採用や定着が難しくなっている昨今。会社で働いてくれる社員に対して、過度な優遇をする必要はないが、企業側はもっと感謝の気持ちを何か形で示すべきではないだろうか。
名前があるのに「お前」呼ばわり
私は、現場で名前で呼ばずに「お前」と呼ぶ人が多いことにも違和感を感じている。なぜ「お前」という呼び名が横行しているのか。
些細なことだが、「お前」呼びは、若手がこの業界から離れていく大きな要因だと私は考えている。
名前で呼ぶことの大切さを、現場の人間は軽視しているように思う。名前で呼ばれるのと、「お前」と呼ばれるのでは、その後の心持ちが全く違ってくる。
相手が男性だろうと女性だろうと、年齢が年上だろうと年下だろうと、相手のことを尊重する意味でも名前で呼ぶことは今の時代マストなのだ。
自分のほうが上司・先輩だからと、部下や後輩を「お前」呼ばわりするのではなく、名前を呼ぶという基本的なことをしなければ、若手から悪いイメージを持たれるのは当然ではないだろうか。
理不尽なことを我慢させる
所長は一切現場に出ず、若手社員が必死に職人の機嫌をとりながら現場を回している現場に、私はこれまで何度も遭遇してきた。
必死に現場を走り回っている彼ら若手社員が、所長にしか判断できない内容を事務所に持ち帰ると、所長に「自分で考えろ」「忙しいんだ」と邪険に扱われる姿を何度も見てきた。これは立派なパワハラだ。
所長から「自分で考えろ」と言われ、若手社員が自分で判断をする。その判断に対して、職人に嫌味を言われる。誰しも一度はこういった経験をしたことがあるのではないだろうか。
理不尽なことを我慢するのは仕事ではない。しっかりと所長が現場に対して責任を持ち、部下たちに自らの背中を見せることが重要ではないだろうか。
わからないことを聞けない空気
若手社員にとって、現場は「未知の世界」である。特に最初は何もわからず、怖い世界にも思えるだろう。
そんな不安を抱えている中で、若手社員に対して教育の時間を取れず、まともに教えてもらえない、わからないことがあっても怖くて聞けない。そんな雰囲気が建設現場にはある。
聞けば嫌な顔をされる、だからわからないまま仕事をしてミスをする、ミスをすれば上司が庇うどころか「わからないなら聞け」と怒鳴られる。こういった負のサイクルになる。

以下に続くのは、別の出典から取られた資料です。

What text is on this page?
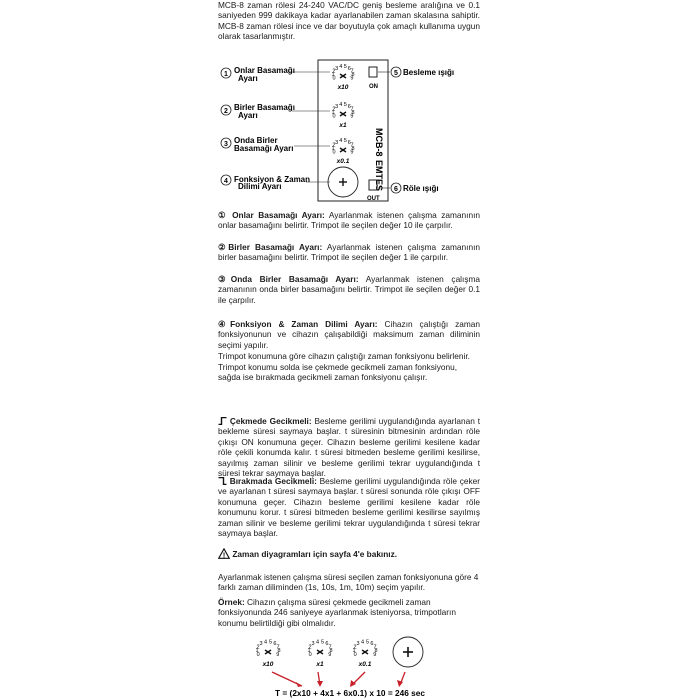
MCB-8 zaman rölesi 24-240 VAC/DC geniş besleme aralığına ve 0.1 saniyeden 999 dakikaya kadar ayarlanabilen zaman skalasına sahiptir. MCB-8 zaman rölesi ince ve dar boyutuyla çok amaçlı kullanıma uygun olarak tasarlanmıştır.

0
1
2 3 4 5 6 7
8
9
x10
0
1
2 3 4 5 6 7
8
9
x1
0
1
2 3 4 5 6 7
8
9
x0.1
1 Onlar Basamağı
Ayarı
2 Birler Basamağı
Ayarı
3 Onda Birler
Basamağı Ayarı
4 Fonksiyon & Zaman
Dilimi Ayarı
ON
5 Besleme ışığı
MCB-8
EMTES
OUT
6 Röle ışığı

① Onlar Basamağı Ayarı: Ayarlanmak istenen çalışma zamanının onlar basamağını belirtir. Trimpot ile seçilen değer 10 ile çarpılır.

②Birler Basamağı Ayarı: Ayarlanmak istenen çalışma zamanının birler basamağını belirtir. Trimpot ile seçilen değer 1 ile çarpılır.

③Onda Birler Basamağı Ayarı: Ayarlanmak istenen çalışma zamanının onda birler basamağını belirtir. Trimpot ile seçilen değer 0.1 ile çarpılır.

④Fonksiyon & Zaman Dilimi Ayarı: Cihazın çalıştığı zaman fonksiyonunun ve cihazın çalışabildiği maksimum zaman diliminin seçimi yapılır.

Trimpot konumuna göre cihazın çalıştığı zaman fonksiyonu belirlenir. Trimpot konumu solda ise çekmede gecikmeli zaman fonksiyonu, sağda ise bırakmada gecikmeli zaman fonksiyonu çalışır.

Çekmede Gecikmeli: Besleme gerilimi uygulandığında ayarlanan t bekleme süresi saymaya başlar. t süresinin bitmesinin ardından röle çıkışı ON konumuna geçer. Cihazın besleme gerilimi kesilene kadar röle çekili konumda kalır. t süresi bitmeden besleme gerilimi kesilirse, sayılmış zaman silinir ve besleme gerilimi tekrar uygulandığında t süresi tekrar saymaya başlar.

Bırakmada Gecikmeli: Besleme gerilimi uygulandığında röle çeker ve ayarlanan t süresi saymaya başlar. t süresi sonunda röle çıkışı OFF konumuna geçer. Cihazın besleme gerilimi kesilene kadar röle konumunu korur. t süresi bitmeden besleme gerilimi kesilirse sayılmış zaman silinir ve besleme gerilimi tekrar uygulandığında t süresi tekrar saymaya başlar.

! Zaman diyagramları için sayfa 4'e bakınız.

Ayarlanmak istenen çalışma süresi seçilen zaman fonksiyonuna göre 4 farklı zaman diliminden (1s, 10s, 1m, 10m) seçim yapılır.

Örnek: Cihazın çalışma süresi çekmede gecikmeli zaman fonksiyonunda 246 saniyeye ayarlanmak isteniyorsa, trimpotların konumu belirtildiği gibi olmalıdır.

0
1
2
3 4 5 6
7
8
9
x10
0
1
2
3 4 5 6
7
8
9
x1
0
1
2
3 4 5 6
7
8
9
x0.1
T = (2x10 + 4x1 + 6x0.1) x 10 = 246 sec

若手社員が育たないのは、紛れもなく上司や先輩社員、会社の責任だ。現場の中で教育できる工夫を会社全体で考えていかなければならない。
若手社員が辞めていく流れを本気で止めたいと考えている企業が、日本中でどれぐらいあるだろうか。他産業と比較して建設業界に入ってくる若者は少ない。そんな中でも建設業界を選んで入ってきてくれても、数ヶ月で辞めてしまうという悲しい現実が起こっている。
若い世代に建設業界を選んでもらうために、若手社員が退職してしまう原因を理解し、ネガティブなイメージや実態を全て変えていかなければ、若者離れは今後ますます進んでいくだろう。